Tips on Selecting Oscilators
Most electronics use oscillators in them, and in most cases a digital circuitry needs a clock and radio frequency signals require an oscillator or clock and some analog circuitry need a clock or oscillating signal source. Just incase the If the person is using a microcontroller, then they might need to have a built-in clock, and even though it might be inaccurate depending on the application, thus the person may need to utilize an external crystal or a clock module instead of being able to use the internal clock.
The circuitry of a digital oscillator is just an analog OCXO oscillator that has clips and depending on how the person views it and some oscillators produce a 'clipped sine' output since it is hard to decide which particular category to put them in whether they are analog or digital. In truth digital oscillators can become more complicated that just creating a single clock signal and they may even generate several signals with a defined phase shift or have a frequency synthesizer to create one or more alternative frequencies from a frequency input clock.
The most common digital oscillator was built back in the 1920s, and it has been used for a long time for microprocessors clock generation, and when the person has a microcontroller that requires a crystal and two capacitors that are external to create its own clock, then they will have to make a particular a Pierce oscillator. When selecting an oscillator module or clock generator the person may need to understand the choices available and have to specify their requirements.
The output definition is one of these requirements, and it can be square or a clipped sine wave (which is rarely a true sine or digital system) and the person also needs to know that the voltage levels that they require because some oscillators have a low voltage differential signaling outputs and symmetry is also vital, so the high and low phases are equal. Know more about oscillators at https://en.wikipedia.org/wiki/Electronic_oscillator.

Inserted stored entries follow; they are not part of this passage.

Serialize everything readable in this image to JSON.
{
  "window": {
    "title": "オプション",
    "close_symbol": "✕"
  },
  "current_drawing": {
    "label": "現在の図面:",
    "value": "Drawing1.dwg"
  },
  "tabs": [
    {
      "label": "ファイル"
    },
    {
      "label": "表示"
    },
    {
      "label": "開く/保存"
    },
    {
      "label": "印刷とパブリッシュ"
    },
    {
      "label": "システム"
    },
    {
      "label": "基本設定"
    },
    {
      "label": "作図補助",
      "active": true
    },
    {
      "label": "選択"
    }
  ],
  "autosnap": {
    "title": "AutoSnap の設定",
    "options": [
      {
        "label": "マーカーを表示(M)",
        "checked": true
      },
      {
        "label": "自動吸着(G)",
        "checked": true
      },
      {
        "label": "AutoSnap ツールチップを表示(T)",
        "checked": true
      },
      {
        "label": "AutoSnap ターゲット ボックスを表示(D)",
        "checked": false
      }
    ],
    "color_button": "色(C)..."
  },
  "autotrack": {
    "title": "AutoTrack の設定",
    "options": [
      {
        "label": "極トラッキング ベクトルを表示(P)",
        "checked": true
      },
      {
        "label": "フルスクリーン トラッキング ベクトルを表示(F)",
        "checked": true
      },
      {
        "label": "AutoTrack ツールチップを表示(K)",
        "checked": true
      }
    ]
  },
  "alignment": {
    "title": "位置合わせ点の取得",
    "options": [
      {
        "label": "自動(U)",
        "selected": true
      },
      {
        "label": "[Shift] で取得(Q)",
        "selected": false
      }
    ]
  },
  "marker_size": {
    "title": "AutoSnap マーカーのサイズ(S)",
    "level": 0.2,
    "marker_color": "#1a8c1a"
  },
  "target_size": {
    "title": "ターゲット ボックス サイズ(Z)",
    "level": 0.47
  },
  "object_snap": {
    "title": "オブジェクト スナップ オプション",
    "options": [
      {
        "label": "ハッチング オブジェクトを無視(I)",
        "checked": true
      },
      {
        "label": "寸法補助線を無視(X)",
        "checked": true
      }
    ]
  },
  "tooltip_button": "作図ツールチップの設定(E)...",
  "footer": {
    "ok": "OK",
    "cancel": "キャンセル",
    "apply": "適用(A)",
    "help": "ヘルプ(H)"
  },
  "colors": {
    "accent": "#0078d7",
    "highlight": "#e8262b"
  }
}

The person has to know the accuracy and stability that they require and with a ceramic resonator the person can get an initial tolerance of around 0.2% although at times it can be worse than that and the downside is that it is 2000 parts per million. It is worth noting that a quartz based oscillator has better stability than a ceramic resonator and stability can be defined as the temperature load or supply balance which can affect the frequency.
A temperature Compensated quartz crystal oscillator or Temperature Controlled Crystal Oscillator is an oscillator that can have both tolerance and stability that is better than 1ppm and such accuracies are vital for radio frequency systems where the frequency required has to be very precise.